The USD 10 billion particle accelerator is the biggest, most expensive science machine on earth, designed to explore mysteries ranging from dark matter and missing antimatter to the existence of extra, unseen dimensions in space.

The Large Hadron Collider passed its first test Wednesday and scientists reported that the powerful tool was nearly ready to reveal how the tiniest particles were first created after the "big bang" - the widespread theory of the massive explosion that formed the stars, the planets and everything in the Universe.

Scientists, journalists and dignitaries gathered in the control room at Europe's CERN particle-physics center on the French-Swiss border, near Geneva, and Tension mounted as scientists huddled around computer screens. After a few trial runs, they fired as beams of protons were sent all the way around the collider's 17-mile (27-kilometer) underground ring of supercooled pipes for the first time.

Even though it is likely to be several weeks before the first significant collisions, the physicists celebrated with champagne when the white dots flashed on the blue screens of the control room, showing a successful crossing of the accelerator's finish line.
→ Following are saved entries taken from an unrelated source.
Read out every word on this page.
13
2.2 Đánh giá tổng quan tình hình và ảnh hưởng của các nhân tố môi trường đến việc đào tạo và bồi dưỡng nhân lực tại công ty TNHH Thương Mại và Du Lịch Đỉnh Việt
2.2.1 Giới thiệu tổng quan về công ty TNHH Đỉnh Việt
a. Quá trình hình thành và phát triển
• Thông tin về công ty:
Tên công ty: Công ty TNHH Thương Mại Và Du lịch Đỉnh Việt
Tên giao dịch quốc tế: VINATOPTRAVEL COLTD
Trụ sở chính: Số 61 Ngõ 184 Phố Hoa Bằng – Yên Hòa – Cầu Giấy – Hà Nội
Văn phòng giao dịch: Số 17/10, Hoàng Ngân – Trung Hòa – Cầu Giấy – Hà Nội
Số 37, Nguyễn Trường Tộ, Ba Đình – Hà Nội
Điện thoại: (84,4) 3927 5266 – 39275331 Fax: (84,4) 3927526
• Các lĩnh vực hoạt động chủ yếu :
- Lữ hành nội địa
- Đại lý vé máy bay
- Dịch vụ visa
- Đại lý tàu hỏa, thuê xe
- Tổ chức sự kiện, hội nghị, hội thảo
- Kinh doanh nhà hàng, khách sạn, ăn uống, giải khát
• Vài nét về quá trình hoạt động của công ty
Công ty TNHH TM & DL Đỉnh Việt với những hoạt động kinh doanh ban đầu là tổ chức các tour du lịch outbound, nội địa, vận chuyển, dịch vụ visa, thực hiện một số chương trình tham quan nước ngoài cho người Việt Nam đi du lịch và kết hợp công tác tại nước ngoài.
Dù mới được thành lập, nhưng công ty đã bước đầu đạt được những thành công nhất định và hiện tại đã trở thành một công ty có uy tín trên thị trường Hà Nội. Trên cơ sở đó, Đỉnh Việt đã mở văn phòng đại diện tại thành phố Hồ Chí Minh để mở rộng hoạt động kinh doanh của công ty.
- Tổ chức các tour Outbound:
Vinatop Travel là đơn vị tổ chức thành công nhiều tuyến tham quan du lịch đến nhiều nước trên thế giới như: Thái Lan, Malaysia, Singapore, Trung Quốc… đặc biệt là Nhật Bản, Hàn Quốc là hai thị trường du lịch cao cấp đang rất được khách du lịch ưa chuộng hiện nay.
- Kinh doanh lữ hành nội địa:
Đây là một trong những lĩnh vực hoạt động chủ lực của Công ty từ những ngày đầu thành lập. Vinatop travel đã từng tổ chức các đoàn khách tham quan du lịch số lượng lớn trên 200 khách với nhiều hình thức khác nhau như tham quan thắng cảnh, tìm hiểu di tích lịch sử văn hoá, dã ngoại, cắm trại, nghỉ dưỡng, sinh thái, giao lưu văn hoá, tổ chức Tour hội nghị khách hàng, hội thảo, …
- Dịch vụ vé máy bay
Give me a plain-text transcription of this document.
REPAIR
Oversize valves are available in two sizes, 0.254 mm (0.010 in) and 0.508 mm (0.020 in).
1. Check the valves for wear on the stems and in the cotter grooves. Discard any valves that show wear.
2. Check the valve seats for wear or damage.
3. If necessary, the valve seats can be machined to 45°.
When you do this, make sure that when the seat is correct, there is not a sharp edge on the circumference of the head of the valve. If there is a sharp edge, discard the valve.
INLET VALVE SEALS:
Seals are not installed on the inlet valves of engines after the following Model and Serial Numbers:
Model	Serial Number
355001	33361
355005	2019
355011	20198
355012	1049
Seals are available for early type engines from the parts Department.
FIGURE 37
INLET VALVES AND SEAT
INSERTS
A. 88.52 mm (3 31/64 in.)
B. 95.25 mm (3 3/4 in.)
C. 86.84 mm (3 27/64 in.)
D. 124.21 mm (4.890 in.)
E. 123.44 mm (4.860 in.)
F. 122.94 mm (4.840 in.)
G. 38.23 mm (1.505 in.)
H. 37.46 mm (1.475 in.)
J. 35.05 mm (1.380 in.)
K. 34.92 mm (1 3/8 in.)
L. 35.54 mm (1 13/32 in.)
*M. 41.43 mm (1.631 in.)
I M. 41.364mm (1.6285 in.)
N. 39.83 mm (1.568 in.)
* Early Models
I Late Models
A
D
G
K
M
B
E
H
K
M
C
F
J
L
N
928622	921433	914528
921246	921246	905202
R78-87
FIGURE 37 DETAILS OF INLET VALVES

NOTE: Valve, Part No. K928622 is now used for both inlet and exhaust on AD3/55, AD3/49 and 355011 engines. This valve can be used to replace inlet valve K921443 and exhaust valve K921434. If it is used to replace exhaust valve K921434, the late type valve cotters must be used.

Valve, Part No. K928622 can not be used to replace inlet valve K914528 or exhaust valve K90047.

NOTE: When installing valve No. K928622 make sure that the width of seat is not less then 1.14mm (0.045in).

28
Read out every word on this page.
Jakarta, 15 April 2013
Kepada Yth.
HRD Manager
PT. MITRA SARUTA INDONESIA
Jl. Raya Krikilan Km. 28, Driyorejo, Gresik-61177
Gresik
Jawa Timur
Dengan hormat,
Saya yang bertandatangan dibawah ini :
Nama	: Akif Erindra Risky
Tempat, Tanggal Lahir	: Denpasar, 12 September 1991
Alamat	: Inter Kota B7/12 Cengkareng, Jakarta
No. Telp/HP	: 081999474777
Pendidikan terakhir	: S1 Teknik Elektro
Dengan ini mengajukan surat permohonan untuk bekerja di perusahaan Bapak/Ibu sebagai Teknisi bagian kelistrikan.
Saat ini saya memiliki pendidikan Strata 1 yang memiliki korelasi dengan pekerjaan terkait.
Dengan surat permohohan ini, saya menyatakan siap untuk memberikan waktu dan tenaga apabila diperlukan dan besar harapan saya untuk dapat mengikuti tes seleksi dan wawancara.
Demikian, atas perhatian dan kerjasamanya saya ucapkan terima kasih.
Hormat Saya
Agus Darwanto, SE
The beams will gradually be filled with more protons and fired at nearly the speed of light in opposite directions around the tunnel, making 11,000 circuits a second. They will travel down the middle of two tubes about the width of fire hoses, speeding through a vacuum that is colder than outer space. At four points in the tunnel, the scientist will use giant magnets to cross the beams and cause protons to collide.

The collider's two huge digital cameras weighing thousands of tons are capable of taking millions of snapshots a second.

Smaller colliders have been used for decades to study the makeup of the atom. Scientists once thought protons and neutrons were the smallest components of an atom's nucleus, but experiments have shown that protons and neutrons are made of quarks and gluons and that there are other forces and particles.

Many scientists have been waiting for 20 years to use the LHC, which provides much greater power than earlier colliders. However, its start did not go without controversy. There have been many objections coming from those who feared the collision of protons could eventually endanger the Earth by creating micro black holes with gravity so strong they can suck in planets and other stars.

No such problem occurred Wednesday, although the accelerator is still probably a year away from full power.

The project organized by the 20 European member nations of CERN has attracted researchers from 80 nations. Some 1,200 are from the United States, an observer country that contributed USD 531 million. Japan, Canada, Russia and India - also observers - are other major contributors.